Les changements profonds de notre mode de vie ont un impact important sur le fonctionnement de notre système immunitaire et modifie son équilibre. L’«hygiénisme » à outrance d’aujourd’hui favorise et augmente les maladies dites atopiques. La dermatite atopique ou eczéma atopique ou constitutionnel est l’une d’entre elles. Elle concerne 50 millions d’Européens dont près de 20 % d’enfants de moins de 10 ans avec un pic entre 3 et 5 ans. Dans certains pays d’Europe, elle peut atteindre 20 à 30% des nourrissons. Elle disparaît la plupart du temps avant 7 ans, mais un pourcentage d’environ 10 à 15 % persiste jusqu’à l’âge adulte. Elle reste le deuxième motif de consultation chez le dermatologue.
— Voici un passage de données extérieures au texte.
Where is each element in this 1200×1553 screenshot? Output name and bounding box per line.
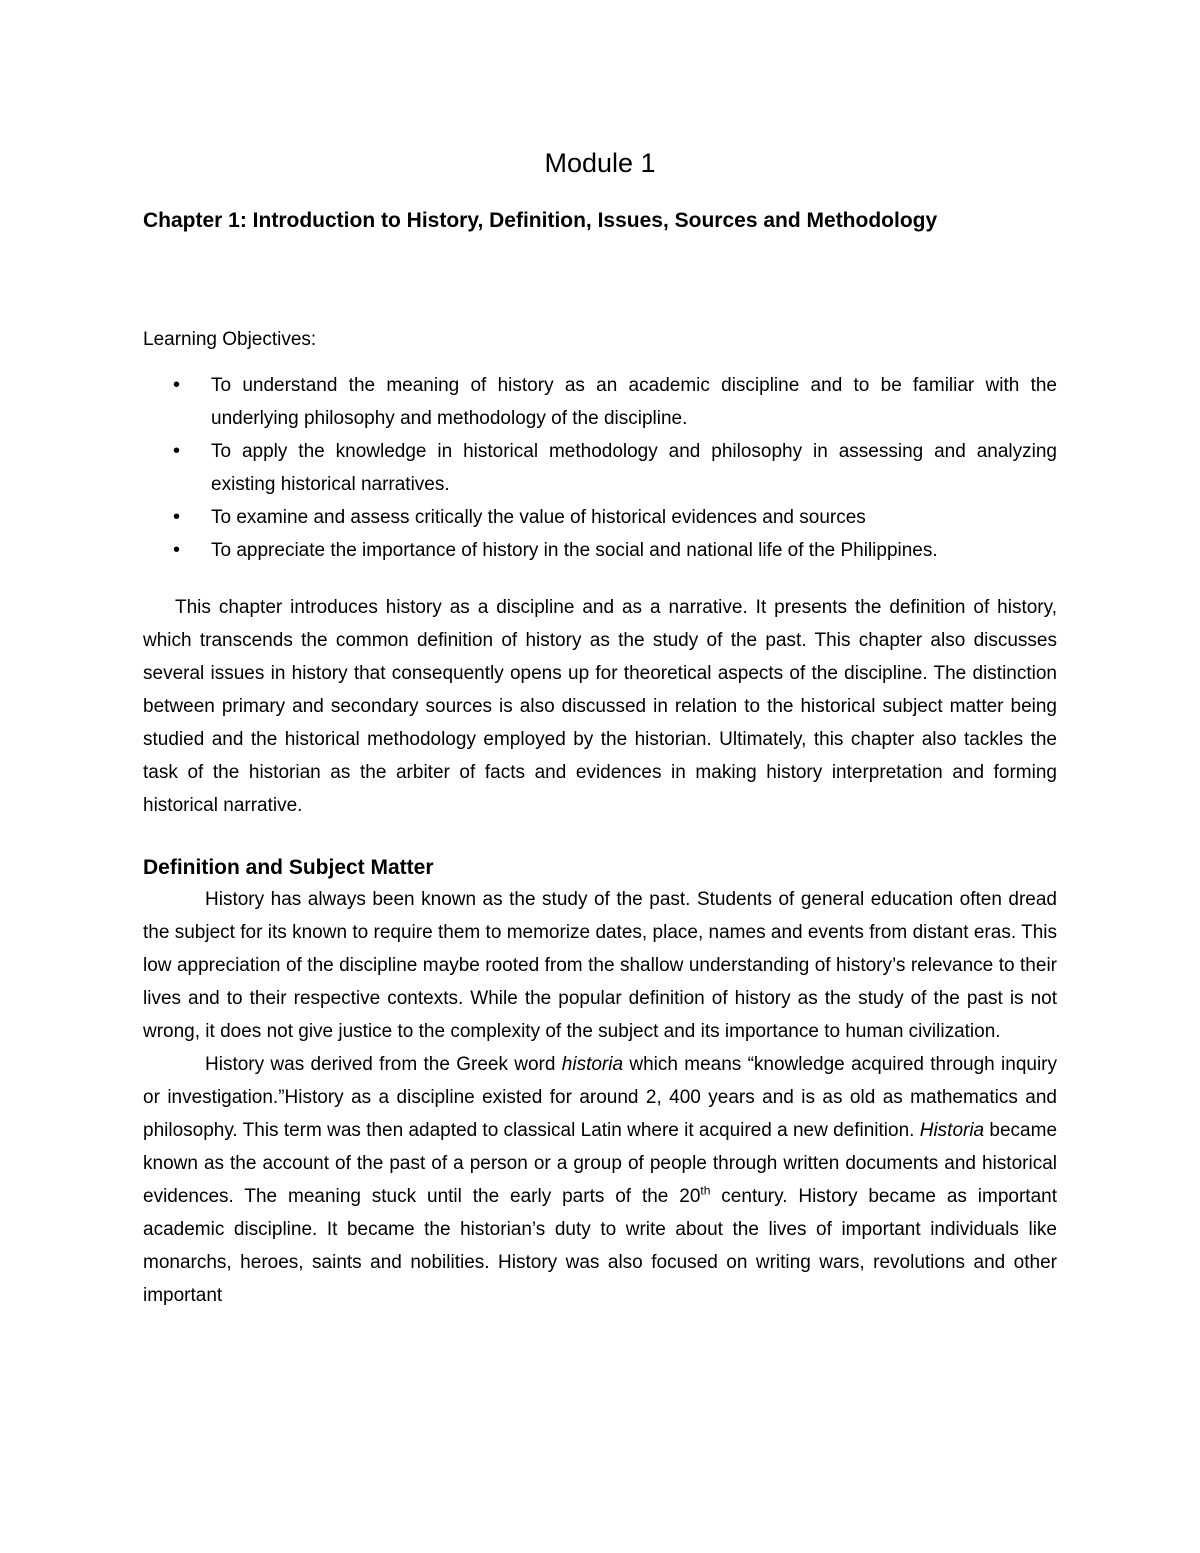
module-title: Module 1 <box>544 148 656 178</box>
page-content <box>143 145 1057 1312</box>
italic-term: historia <box>561 1054 624 1075</box>
objective-text: To appreciate the importance of history in the social and national life of the Philippines. <box>211 540 938 561</box>
bullet-icon: • <box>173 374 181 396</box>
objective-text: To apply the knowledge in historical methodology and philosophy in assessing and analyzing existing historical narratives. <box>211 441 1057 495</box>
objectives-label: Learning Objectives: <box>143 329 317 350</box>
objective-item <box>143 501 1057 534</box>
section-heading: Definition and Subject Matter <box>143 856 434 879</box>
bullet-icon: • <box>173 506 181 528</box>
chapter-title: Chapter 1: Introduction to History, Definition, Issues, Sources and Methodology <box>143 209 938 232</box>
section-paragraph-2 <box>143 1048 1057 1312</box>
objective-item <box>143 435 1057 501</box>
bullet-icon: • <box>173 440 181 462</box>
objective-text: To understand the meaning of history as an academic discipline and to be familiar with the underlying philosophy and methodology of the discipline. <box>211 375 1057 429</box>
objectives-list <box>143 369 1057 567</box>
paragraph-text: became known as the account of the past of a person or a group of people through written documents and historical evidences. The meaning stuck until the early parts of the 20 <box>143 1120 1058 1207</box>
bullet-icon: • <box>173 539 181 561</box>
italic-term: Historia <box>919 1120 985 1141</box>
objective-item <box>143 369 1057 435</box>
intro-paragraph: This chapter introduces history as a discipline and as a narrative. It presents the definition of history, which transcends the common definition of history as the study of the past. This chapter also discusses several issues in history that consequently opens up for theoretical aspects of the discipline. The distinction between primary and secondary sources is also discussed in relation to the historical subject matter being studied and the historical methodology employed by the historian. Ultimately, this chapter also tackles the task of the historian as the arbiter of facts and evidences in making history interpretation and forming historical narrative. <box>143 597 1057 816</box>
objective-text: To examine and assess critically the value of historical evidences and sources <box>211 507 866 528</box>
paragraph-text: History was derived from the Greek word <box>205 1054 562 1075</box>
superscript: th <box>700 1183 711 1198</box>
paragraph-text: which means “knowledge acquired through inquiry or investigation.”History as a discipline existed for around 2, 400 years and is as old as mathematics and philosophy. This term was then adapted to classical Latin where it acquired a new definition. <box>143 1054 1057 1141</box>
paragraph-text: century. History became as important academic discipline. It became the historian’s duty to write about the lives of important individuals like monarchs, heroes, saints and nobilities. History was also focused on writing wars, revolutions and other important <box>143 1186 1058 1306</box>
section-paragraph-1: History has always been known as the study of the past. Students of general education often dread the subject for its known to require them to memorize dates, place, names and events from distant eras. This low appreciation of the discipline maybe rooted from the shallow understanding of history’s relevance to their lives and to their respective contexts. While the popular definition of history as the study of the past is not wrong, it does not give justice to the complexity of the subject and its importance to human civilization. <box>143 889 1057 1042</box>
objective-item <box>143 534 1057 567</box>
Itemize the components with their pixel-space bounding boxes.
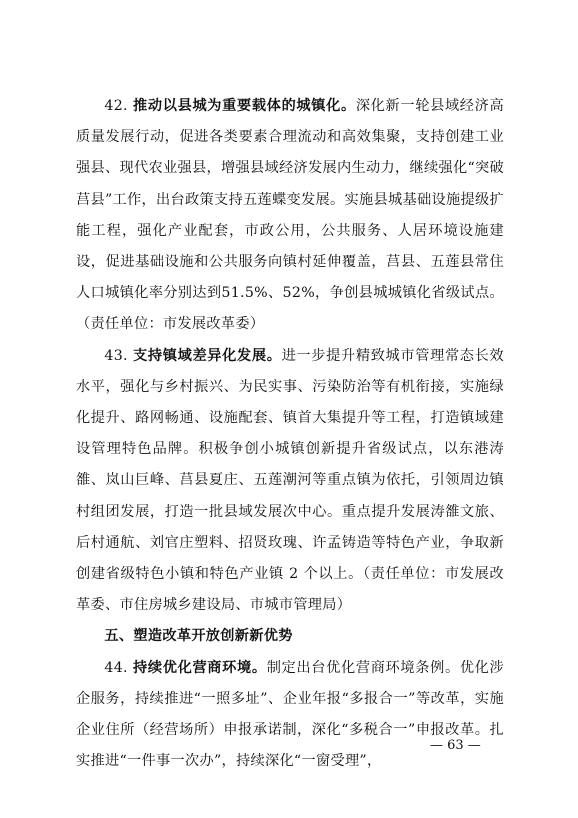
paragraph-44: [76, 653, 504, 778]
paragraph-lead: 推动以县城为重要载体的城镇化。: [133, 98, 356, 114]
paragraph-text: 深化新一轮县域经济高质量发展行动，促进各类要素合理流动和高效集聚，支持创建工业强县、现代农业强县，增强县域经济发展内生动力，继续强化“突破莒县”工作，出台政策支持五莲蝶变发展。实施县城基础设施提级扩能工程，强化产业配套，市政公用，公共服务、人居环境设施建设，促进基础设施和公共服务向镇村延伸覆盖，莒县、五莲县常住人口城镇化率分别达到51.5%、52%，争创县城城镇化省级试点。（责任单位：市发展改革委）: [76, 98, 504, 333]
paragraph-42: [76, 91, 504, 341]
paragraph-number: 43.: [104, 347, 128, 364]
paragraph-number: 42.: [104, 98, 128, 114]
paragraph-text: 制定出台优化营商环境条例。优化涉企服务，持续推进“一照多址”、企业年报“多报合一”等改革，实施企业住所（经营场所）申报承诺制，深化“多税合一”申报改革。扎实推进“一件事一次办”，持续深化“一窗受理”，: [76, 659, 505, 770]
paragraph-lead: 持续优化营商环境。: [133, 659, 267, 676]
section-heading: 五、塑造改革开放创新新优势: [104, 628, 293, 645]
paragraph-lead: 支持镇域差异化发展。: [133, 347, 282, 364]
paragraph-43: [76, 341, 504, 622]
document-body: [76, 91, 504, 777]
page-number: — 63 —: [430, 738, 481, 753]
paragraph-text: 进一步提升精致城市管理常态长效水平，强化与乡村振兴、为民实事、污染防治等有机衔接，实施绿化提升、路网畅通、设施配套、镇首大集提升等工程，打造镇域建设管理特色品牌。积极争创小城镇创新提升省级试点，以东港涛雒、岚山巨峰、莒县夏庄、五莲潮河等重点镇为依托，引领周边镇村组团发展，打造一批县域发展次中心。重点提升发展涛雒文旅、后村通航、刘官庄塑料、招贤玫瑰、许孟铸造等特色产业，争取新创建省级特色小镇和特色产业镇 2 个以上。（责任单位：市发展改革委、市住房城乡建设局、市城市管理局）: [76, 347, 504, 614]
paragraph-number: 44.: [104, 659, 128, 676]
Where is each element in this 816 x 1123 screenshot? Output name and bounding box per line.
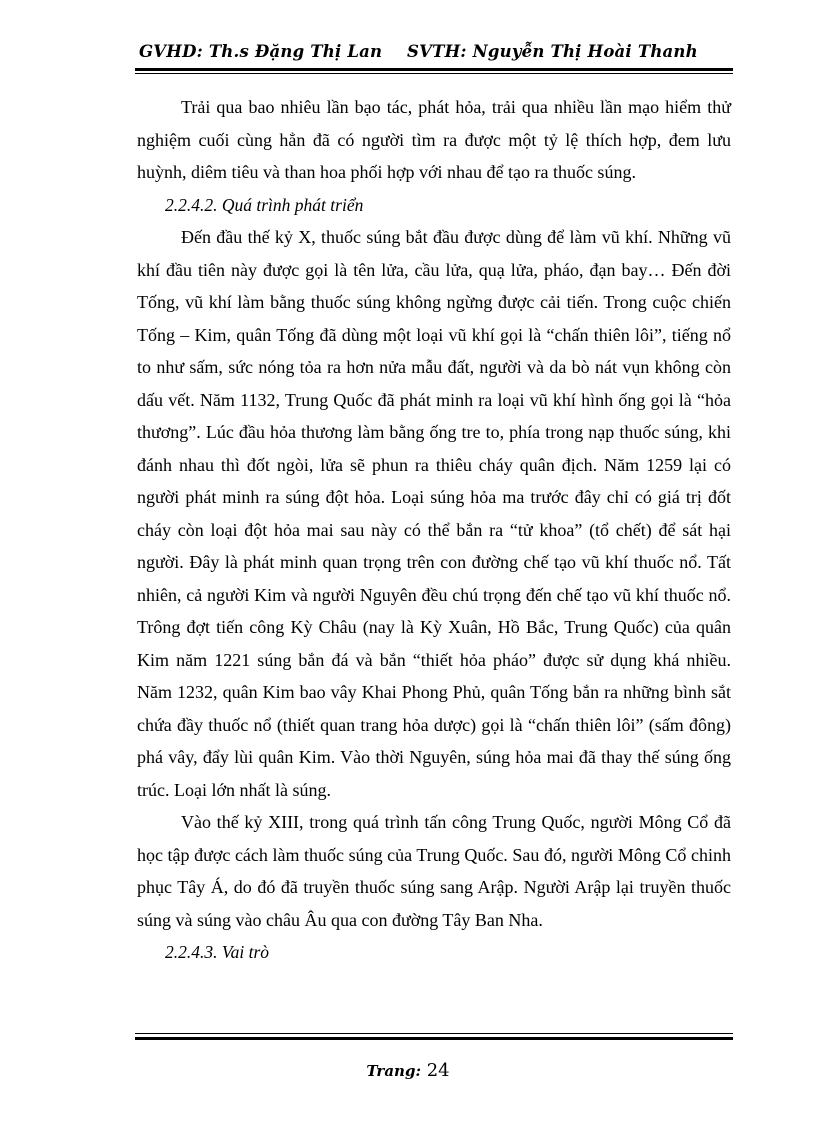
paragraph-1: Trải qua bao nhiêu lần bạo tác, phát hỏa, trải qua nhiều lần mạo hiểm thử nghiệm cuối cùng hẳn đã có người tìm ra được một tỷ lệ thích hợp, đem lưu huỳnh, diêm tiêu và than hoa phối hợp với nhau để tạo ra thuốc súng.	[137, 97, 731, 182]
footer-rule-thick	[135, 1037, 733, 1040]
footer-page-label: Trang:	[366, 1062, 421, 1080]
header-rule-thick	[135, 68, 733, 71]
page-body	[137, 91, 731, 969]
section-heading-2-2-4-3: 2.2.4.3. Vai trò	[165, 942, 270, 962]
page-footer	[0, 1060, 816, 1081]
header-rule-thin	[135, 73, 733, 74]
header-supervisor: GVHD: Th.s Đặng Thị Lan	[139, 42, 383, 61]
paragraph-2: Đến đầu thế kỷ X, thuốc súng bắt đầu được dùng để làm vũ khí. Những vũ khí đầu tiên này được gọi là tên lửa, cầu lửa, quạ lửa, pháo, đạn bay… Đến đời Tống, vũ khí làm bằng thuốc súng không ngừng được cải tiến. Trong cuộc chiến Tống – Kim, quân Tống đã dùng một loại vũ khí gọi là “chấn thiên lôi”, tiếng nổ to như sấm, sức nóng tỏa ra hơn nửa mẫu đất, người và da bò nát vụn không còn dấu vết. Năm 1132, Trung Quốc đã phát minh ra loại vũ khí hình ống gọi là “hỏa thương”. Lúc đầu hỏa thương làm bằng ống tre to, phía trong nạp thuốc súng, khi đánh nhau thì đốt ngòi, lửa sẽ phun ra thiêu cháy quân địch. Năm 1259 lại có người phát minh ra súng đột hỏa. Loại súng hỏa ma trước đây chỉ có giá trị đốt cháy còn loại đột hỏa mai sau này có thể bắn ra “tử khoa” (tổ chết) để sát hại người. Đây là phát minh quan trọng trên con đường chế tạo vũ khí thuốc nổ. Tất nhiên, cả người Kim và người Nguyên đều chú trọng đến chế tạo vũ khí thuốc nổ. Trông đợt tiến công Kỳ Châu (nay là Kỳ Xuân, Hồ Bắc, Trung Quốc) của quân Kim năm 1221 súng bắn đá và bắn “thiết hỏa pháo” được sử dụng khá nhiều. Năm 1232, quân Kim bao vây Khai Phong Phủ, quân Tống bắn ra những bình sắt chứa đầy thuốc nổ (thiết quan trang hỏa dược) gọi là “chấn thiên lôi” (sấm đông) phá vây, đẩy lùi quân Kim. Vào thời Nguyên, súng hỏa mai đã thay thế súng ống trúc. Loại lớn nhất là súng.	[137, 227, 731, 800]
paragraph-3: Vào thế kỷ XIII, trong quá trình tấn công Trung Quốc, người Mông Cổ đã học tập được cách làm thuốc súng của Trung Quốc. Sau đó, người Mông Cổ chinh phục Tây Á, do đó đã truyền thuốc súng sang Arập. Người Arập lại truyền thuốc súng và súng vào châu Âu qua con đường Tây Ban Nha.	[137, 812, 731, 930]
section-heading-2-2-4-2: 2.2.4.2. Quá trình phát triển	[165, 194, 364, 215]
header-student: SVTH: Nguyễn Thị Hoài Thanh	[407, 42, 698, 61]
footer-page-number: 24	[426, 1060, 450, 1081]
page-header	[135, 36, 733, 68]
footer-rule-thin	[135, 1033, 733, 1034]
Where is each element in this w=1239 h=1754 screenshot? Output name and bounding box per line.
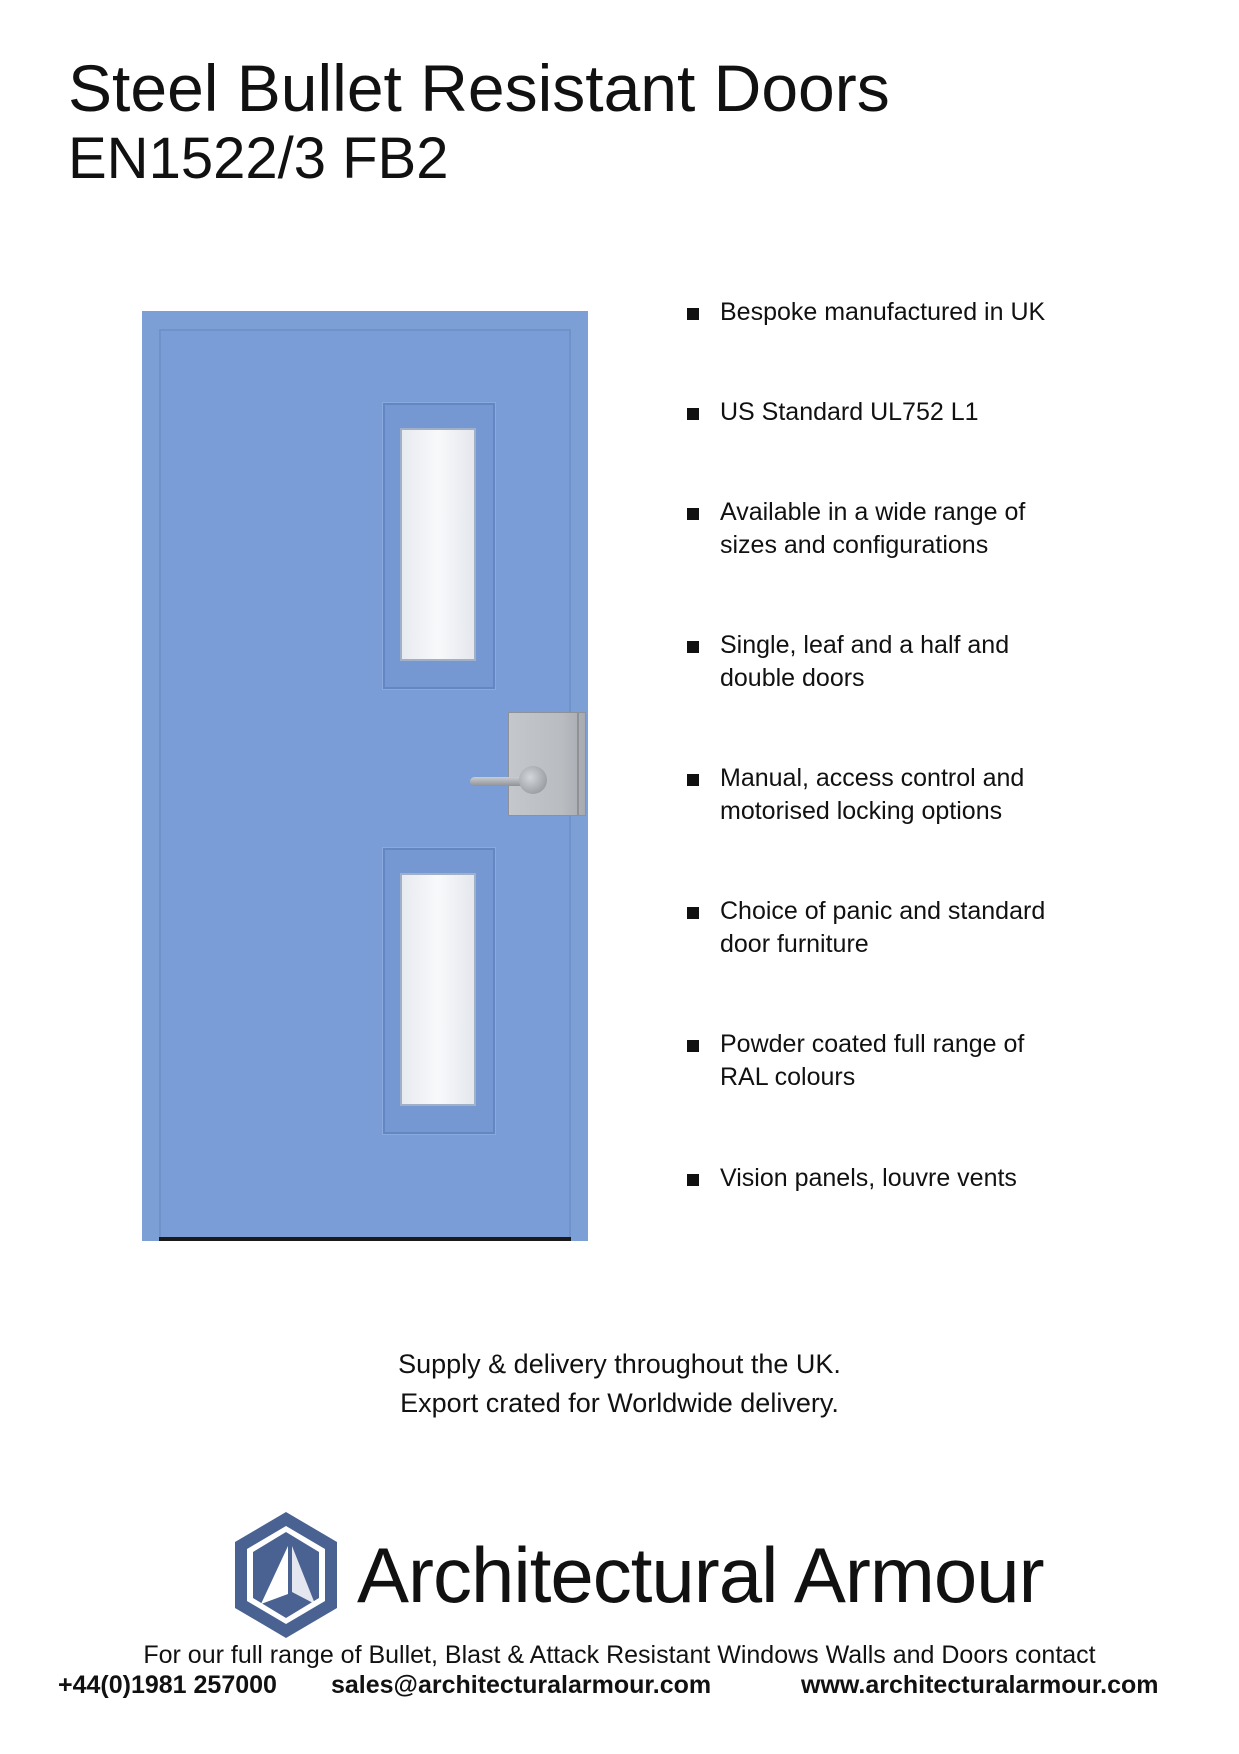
feature-item <box>682 762 1202 828</box>
feature-text-continued: door furniture <box>720 930 869 958</box>
door-threshold <box>159 1237 571 1241</box>
feature-text-continued: RAL colours <box>720 1063 856 1091</box>
vision-panel-bottom <box>383 848 495 1134</box>
feature-item <box>682 1028 1202 1094</box>
lock-case <box>508 712 586 816</box>
square-bullet-icon <box>687 308 699 320</box>
feature-item <box>682 629 1202 695</box>
supply-statement <box>0 1345 1239 1423</box>
page-title: Steel Bullet Resistant Doors <box>68 51 890 125</box>
contact-email-link[interactable]: sales@architecturalarmour.com <box>331 1671 712 1699</box>
supply-line-uk: Supply & delivery throughout the UK. <box>398 1349 841 1379</box>
vision-panel-glass <box>400 428 476 661</box>
square-bullet-icon <box>687 508 699 520</box>
feature-text: Single, leaf and a half and <box>720 631 1010 659</box>
square-bullet-icon <box>687 641 699 653</box>
feature-item <box>682 396 1202 429</box>
contact-phone[interactable]: +44(0)1981 257000 <box>58 1671 277 1699</box>
feature-text: Choice of panic and standard <box>720 897 1046 925</box>
feature-item <box>682 1162 1202 1195</box>
feature-item <box>682 496 1202 562</box>
feature-item <box>682 296 1202 329</box>
handle-rose-icon <box>519 766 547 794</box>
contact-intro: For our full range of Bullet, Blast & Attack Resistant Windows Walls and Doors contact <box>143 1641 1096 1669</box>
feature-text-continued: double doors <box>720 664 865 692</box>
architectural-armour-logo-icon <box>235 1512 337 1638</box>
feature-text: Powder coated full range of <box>720 1030 1025 1058</box>
square-bullet-icon <box>687 408 699 420</box>
vision-panel-glass <box>400 873 476 1106</box>
supply-line-export: Export crated for Worldwide delivery. <box>400 1388 839 1418</box>
feature-item <box>682 895 1202 961</box>
square-bullet-icon <box>687 1040 699 1052</box>
feature-text: Manual, access control and <box>720 764 1025 792</box>
feature-text: US Standard UL752 L1 <box>720 398 979 426</box>
feature-text: Vision panels, louvre vents <box>720 1164 1017 1192</box>
square-bullet-icon <box>687 774 699 786</box>
page-subtitle: EN1522/3 FB2 <box>68 126 449 191</box>
feature-text-continued: sizes and configurations <box>720 531 989 559</box>
website-link[interactable]: www.architecturalarmour.com <box>801 1671 1159 1699</box>
feature-text: Available in a wide range of <box>720 498 1026 526</box>
feature-text: Bespoke manufactured in UK <box>720 298 1046 326</box>
vision-panel-top <box>383 403 495 689</box>
square-bullet-icon <box>687 907 699 919</box>
square-bullet-icon <box>687 1174 699 1186</box>
feature-text-continued: motorised locking options <box>720 797 1003 825</box>
brand-name: Architectural Armour <box>357 1531 1044 1619</box>
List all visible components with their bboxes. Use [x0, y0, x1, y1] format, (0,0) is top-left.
Mais qu’est ce que la dermatite atopique ou eczéma atopique ? Avoir une dermatite atopique c’est avoir un « terrain atopique », c’est à dire une prédisposition génétique à développer des allergies corrélées à certains facteurs de l’environnement qui favorisent l’apparition de poussées d’eczéma. Ce terrain atopique regroupe différentes maladies allergiques chroniques telles que l’eczéma, l’asthme, les allergies alimentaires et les rhinites-conjonctivites saisonnières. Les atopiques ont la capacité de présenter des réactions inflammatoires vis-à-vis de nombreux constituants de leur environnement cutané, aérien ou digestif. Le risque est d’autant plus grand chez les enfants lorsque l’un des deux parents et surtout les deux ont ce terrain atopique ; le risque est alors augmenté de 50 à 70%. Au cours de sa vie, on peut voir se déclencher une ou plusieurs manifestations allergiques. L’eczéma est souvent la première maladie symptomatique à révéler ce fameux terrain atopique. Ces manifestations disparaissent spontanément dans l’enfance dans la majorité des cas, mais peuvent reprendre à l’adolescence ou à l’âge adulte sous une forme différente.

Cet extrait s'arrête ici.